Tally give no result , error sources

Hi
It was very useful to read through the posts here to build my first file, which helped me improve the file to run. However, the tally doesn’t provide results. The idea of this simulation is to construct an exercise to measure the flux absorption fraction at the detector (sphere z=100) due to a sample at z=50 cm and the source near z=0. I used a sphere for now for the sake of simplicity in their description further the sample will be change to a disc. I looked carefully into geometry and cells definition but still no result in scoring flux at detector assumed cell.
here is the file
%matplotlib inline
import openmc
import matplotlib.pyplot as plt

sample= openmc.Material(material_id=1, name=‘SAMPLE’)
sample.add_nuclide(‘Al27’,1)
sample.set_density(‘g/cm3’, 2.7)

air = openmc.Material(material_id=2, name=‘air’)
air.add_element(‘N’, .788903, ‘ao’)
air.add_nuclide(‘O16’, .211097, ‘ao’)
air.set_density(‘atom/b-cm’, 4.614e-5)

materials = openmc.Materials([ sample , air])
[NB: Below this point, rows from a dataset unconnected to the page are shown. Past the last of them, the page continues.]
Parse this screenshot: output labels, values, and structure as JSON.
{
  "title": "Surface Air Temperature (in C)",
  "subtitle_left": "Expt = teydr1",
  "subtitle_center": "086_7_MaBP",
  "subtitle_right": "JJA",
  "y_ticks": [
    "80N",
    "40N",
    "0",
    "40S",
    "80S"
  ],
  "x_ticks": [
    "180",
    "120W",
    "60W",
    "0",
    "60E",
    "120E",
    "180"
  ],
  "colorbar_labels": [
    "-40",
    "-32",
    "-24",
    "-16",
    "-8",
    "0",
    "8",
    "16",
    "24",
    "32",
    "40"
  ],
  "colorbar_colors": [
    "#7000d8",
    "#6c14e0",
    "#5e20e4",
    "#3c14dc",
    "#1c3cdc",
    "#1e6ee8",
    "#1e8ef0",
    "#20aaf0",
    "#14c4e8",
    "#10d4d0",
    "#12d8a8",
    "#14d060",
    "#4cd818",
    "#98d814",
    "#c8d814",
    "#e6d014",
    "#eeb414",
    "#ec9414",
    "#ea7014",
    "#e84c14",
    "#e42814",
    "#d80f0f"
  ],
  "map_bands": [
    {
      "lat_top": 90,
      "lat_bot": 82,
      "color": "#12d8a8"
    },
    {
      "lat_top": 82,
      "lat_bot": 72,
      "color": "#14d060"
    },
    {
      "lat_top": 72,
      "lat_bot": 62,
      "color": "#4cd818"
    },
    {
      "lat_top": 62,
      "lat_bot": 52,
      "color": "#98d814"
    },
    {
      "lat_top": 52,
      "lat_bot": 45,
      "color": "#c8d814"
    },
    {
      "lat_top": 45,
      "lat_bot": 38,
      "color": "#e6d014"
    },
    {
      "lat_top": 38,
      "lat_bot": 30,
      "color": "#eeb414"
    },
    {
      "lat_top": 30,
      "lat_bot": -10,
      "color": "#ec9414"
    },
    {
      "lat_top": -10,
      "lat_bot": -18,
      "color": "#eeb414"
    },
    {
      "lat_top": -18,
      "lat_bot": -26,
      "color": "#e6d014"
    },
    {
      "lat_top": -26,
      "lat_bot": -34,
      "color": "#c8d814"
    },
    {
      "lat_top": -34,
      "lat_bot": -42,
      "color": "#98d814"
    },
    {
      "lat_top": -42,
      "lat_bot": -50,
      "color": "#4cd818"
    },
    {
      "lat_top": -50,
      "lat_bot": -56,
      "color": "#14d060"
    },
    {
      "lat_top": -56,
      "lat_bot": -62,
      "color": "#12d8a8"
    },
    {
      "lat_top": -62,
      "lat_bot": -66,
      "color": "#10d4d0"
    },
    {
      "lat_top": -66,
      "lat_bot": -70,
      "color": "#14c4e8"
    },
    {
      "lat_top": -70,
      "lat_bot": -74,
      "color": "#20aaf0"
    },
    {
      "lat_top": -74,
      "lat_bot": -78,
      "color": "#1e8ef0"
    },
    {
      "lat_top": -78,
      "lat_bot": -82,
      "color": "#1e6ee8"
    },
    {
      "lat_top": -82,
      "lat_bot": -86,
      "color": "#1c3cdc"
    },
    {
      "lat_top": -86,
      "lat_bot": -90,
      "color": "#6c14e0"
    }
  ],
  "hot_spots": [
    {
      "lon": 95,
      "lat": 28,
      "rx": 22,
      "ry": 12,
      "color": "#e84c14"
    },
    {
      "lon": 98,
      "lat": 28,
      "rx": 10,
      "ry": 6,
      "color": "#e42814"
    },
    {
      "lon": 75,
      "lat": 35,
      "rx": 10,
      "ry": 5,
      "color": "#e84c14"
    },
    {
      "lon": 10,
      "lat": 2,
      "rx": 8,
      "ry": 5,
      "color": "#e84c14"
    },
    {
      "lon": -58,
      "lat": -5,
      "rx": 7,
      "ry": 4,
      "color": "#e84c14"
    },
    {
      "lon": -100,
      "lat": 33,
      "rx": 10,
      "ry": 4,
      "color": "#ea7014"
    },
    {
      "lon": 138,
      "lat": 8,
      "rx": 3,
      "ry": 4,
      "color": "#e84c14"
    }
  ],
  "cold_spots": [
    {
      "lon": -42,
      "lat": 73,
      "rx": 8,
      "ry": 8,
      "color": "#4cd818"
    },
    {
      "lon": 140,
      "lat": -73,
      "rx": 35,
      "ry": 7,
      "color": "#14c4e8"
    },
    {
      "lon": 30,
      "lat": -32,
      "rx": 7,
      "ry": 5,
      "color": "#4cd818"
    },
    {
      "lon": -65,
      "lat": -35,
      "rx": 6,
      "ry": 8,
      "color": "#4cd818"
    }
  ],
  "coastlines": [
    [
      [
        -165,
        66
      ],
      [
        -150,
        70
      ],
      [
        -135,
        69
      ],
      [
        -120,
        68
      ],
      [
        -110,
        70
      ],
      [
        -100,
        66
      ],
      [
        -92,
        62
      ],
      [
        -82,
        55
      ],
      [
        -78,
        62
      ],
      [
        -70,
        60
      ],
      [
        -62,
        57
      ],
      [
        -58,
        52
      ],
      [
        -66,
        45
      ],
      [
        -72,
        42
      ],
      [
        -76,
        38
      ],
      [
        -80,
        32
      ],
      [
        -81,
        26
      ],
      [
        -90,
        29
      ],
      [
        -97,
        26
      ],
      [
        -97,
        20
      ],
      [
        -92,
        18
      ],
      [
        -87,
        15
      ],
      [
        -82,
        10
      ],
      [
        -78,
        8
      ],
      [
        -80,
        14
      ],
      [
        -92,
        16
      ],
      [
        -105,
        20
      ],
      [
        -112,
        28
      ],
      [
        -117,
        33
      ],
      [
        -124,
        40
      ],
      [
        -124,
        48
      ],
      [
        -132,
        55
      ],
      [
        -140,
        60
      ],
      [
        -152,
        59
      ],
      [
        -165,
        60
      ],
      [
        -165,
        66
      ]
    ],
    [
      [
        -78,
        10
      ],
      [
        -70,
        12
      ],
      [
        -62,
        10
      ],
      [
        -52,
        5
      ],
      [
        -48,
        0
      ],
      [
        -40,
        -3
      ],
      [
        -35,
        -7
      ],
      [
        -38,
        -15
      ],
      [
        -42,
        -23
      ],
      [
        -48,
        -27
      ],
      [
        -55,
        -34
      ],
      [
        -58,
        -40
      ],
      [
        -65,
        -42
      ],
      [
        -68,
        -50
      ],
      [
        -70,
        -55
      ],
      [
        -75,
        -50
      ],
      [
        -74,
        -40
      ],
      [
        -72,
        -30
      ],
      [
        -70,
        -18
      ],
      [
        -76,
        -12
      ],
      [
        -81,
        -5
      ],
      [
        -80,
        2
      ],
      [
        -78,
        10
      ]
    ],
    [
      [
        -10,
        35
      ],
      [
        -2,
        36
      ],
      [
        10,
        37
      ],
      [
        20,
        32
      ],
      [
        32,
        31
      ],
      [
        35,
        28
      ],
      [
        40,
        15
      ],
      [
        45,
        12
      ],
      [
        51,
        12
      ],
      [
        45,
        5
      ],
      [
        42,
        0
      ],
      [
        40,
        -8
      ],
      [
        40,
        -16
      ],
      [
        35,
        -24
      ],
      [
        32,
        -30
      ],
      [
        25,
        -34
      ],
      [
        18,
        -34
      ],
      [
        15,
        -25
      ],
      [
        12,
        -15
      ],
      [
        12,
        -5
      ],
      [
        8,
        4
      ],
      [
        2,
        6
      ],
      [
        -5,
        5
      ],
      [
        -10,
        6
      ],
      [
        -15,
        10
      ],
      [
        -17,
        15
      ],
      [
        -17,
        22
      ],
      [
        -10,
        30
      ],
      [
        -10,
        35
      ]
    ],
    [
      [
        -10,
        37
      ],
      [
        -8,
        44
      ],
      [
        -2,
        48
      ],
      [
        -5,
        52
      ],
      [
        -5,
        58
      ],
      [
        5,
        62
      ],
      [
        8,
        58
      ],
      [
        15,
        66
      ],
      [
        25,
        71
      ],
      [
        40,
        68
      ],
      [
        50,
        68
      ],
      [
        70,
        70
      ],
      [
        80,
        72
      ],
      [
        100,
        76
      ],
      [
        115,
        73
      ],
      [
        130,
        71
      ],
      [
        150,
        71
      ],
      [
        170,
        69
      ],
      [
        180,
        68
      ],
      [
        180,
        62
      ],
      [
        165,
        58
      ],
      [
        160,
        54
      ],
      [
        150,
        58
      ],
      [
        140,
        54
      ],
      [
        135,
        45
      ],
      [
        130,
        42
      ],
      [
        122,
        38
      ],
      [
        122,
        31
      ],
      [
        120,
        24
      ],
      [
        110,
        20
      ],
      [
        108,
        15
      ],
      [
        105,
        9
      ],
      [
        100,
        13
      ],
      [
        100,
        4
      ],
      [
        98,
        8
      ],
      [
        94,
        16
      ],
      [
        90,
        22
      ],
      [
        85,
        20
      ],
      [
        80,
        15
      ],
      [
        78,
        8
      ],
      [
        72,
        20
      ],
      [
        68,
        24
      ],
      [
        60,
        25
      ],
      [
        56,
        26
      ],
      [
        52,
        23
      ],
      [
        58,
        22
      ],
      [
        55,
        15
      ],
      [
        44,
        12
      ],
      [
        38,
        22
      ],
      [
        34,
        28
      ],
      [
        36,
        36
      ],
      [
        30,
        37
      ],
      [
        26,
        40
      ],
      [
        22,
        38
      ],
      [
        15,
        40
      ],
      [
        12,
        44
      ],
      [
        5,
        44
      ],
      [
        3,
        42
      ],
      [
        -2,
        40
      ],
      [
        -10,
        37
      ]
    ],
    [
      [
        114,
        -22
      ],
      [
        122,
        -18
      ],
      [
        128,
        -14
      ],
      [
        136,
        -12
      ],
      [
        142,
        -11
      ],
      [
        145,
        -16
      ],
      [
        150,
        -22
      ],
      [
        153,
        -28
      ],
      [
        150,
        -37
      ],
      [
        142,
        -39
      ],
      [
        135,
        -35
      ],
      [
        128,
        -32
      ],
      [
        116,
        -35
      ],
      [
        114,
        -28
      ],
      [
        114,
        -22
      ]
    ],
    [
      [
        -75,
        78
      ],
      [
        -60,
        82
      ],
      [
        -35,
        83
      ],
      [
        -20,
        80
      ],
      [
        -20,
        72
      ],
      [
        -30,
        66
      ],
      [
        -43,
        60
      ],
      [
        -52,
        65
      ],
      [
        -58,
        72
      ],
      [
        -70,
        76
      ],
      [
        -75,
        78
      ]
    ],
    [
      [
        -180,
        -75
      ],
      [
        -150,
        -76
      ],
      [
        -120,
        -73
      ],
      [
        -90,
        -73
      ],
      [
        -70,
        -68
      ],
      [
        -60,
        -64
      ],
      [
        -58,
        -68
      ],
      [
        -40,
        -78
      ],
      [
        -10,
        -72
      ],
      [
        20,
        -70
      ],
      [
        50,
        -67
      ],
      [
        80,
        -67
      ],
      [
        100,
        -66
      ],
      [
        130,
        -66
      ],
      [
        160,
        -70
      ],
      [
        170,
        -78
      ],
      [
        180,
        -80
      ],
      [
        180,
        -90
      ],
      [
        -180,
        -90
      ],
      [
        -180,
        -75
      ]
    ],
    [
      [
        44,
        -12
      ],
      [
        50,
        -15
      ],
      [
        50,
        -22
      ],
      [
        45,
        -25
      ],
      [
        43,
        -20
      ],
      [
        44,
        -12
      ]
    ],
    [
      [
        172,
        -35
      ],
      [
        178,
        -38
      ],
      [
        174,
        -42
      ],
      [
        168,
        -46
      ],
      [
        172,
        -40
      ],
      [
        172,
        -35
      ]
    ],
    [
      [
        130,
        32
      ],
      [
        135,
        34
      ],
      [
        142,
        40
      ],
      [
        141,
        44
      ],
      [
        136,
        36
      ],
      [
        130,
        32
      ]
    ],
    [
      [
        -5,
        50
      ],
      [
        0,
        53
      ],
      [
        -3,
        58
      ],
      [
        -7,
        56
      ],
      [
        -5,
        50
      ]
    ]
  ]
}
materials.cross_sections =‘/…/endfb71/endfb-vii.1-hdf5/cross_sections.xml’
materials.export_to_xml()

s101= openmc.Sphere(x0=0, y0=0,z0=50, r=10,boundary_type=‘transmission’)
s202= openmc.Sphere(x0=0, y0=0,z0=100, r=10,boundary_type=‘transmission’)
s303= openmc.Sphere(x0=0, y0=0,z0=80, r=70,boundary_type=‘transmission’)
s404= openmc.Sphere(x0=0, y0=0,z0=80, r=75,boundary_type=‘vacuum’)

cells

cell1 = openmc.Cell(name=‘Sample_50cm’)
cell1.fill = sample
cell1.region = -s101 # & +s202

cell2 = openmc.Cell(name=‘Detector’)
cell2.fill = air
cell2.region = -s202 # & +s101

cell3 = openmc.Cell(name=‘air’)
cell3.fill = air
cell3.region = -s303 & +s101 & +s202

cell4 = openmc.Cell(name=‘viod’)
cell4.region = -s404 & +s303 # & +s101 & +s202

universes

univ = openmc.Universe(cells=[cell1, cell2, cell3, cell4]) #
geom = openmc.Geometry(root=univ)

geom.export_to_xml(‘geometry.xml’)

geom.plot(width=(200, 300), basis=‘xz’, label=‘cell’)

Settings

settings = openmc.Settings()
settings.batches = 100
settings.inactive = 10
settings.particles = 10000
settings.run_mode = ‘fixed source’

source

source = openmc.Source()
source.space = openmc.stats.Point((0, 0, 10))
source.angle = openmc.stats.Isotropic()
source.energy = openmc.stats.Discrete([01.2e6], [1.0])
settings.source = source

flux tally

tallies = openmc.Tallies()
tally = openmc.Tally(name=‘flux’)
tally.filters = [openmc.CellFilter(cell2)]
tally.scores = [‘flux’]

settings.tallies = [tally]

settings.export_to_xml()

Run OpenMC!

!openmc

Any help will be appreciated
Thank you

Hi Al-Ghamdi,

Tally is not a part of settings. The last two lines of your flux tally block should be:

tallies = [tally] # not settings.tallies = [tally]
tallies.export_to_xml() # not settings.export_to_xml()

Hope this helps!

Xinyan

Hi waxinyan
Yes that was one part of the problem the other i solved regarding the definitions of cell 1 and 2.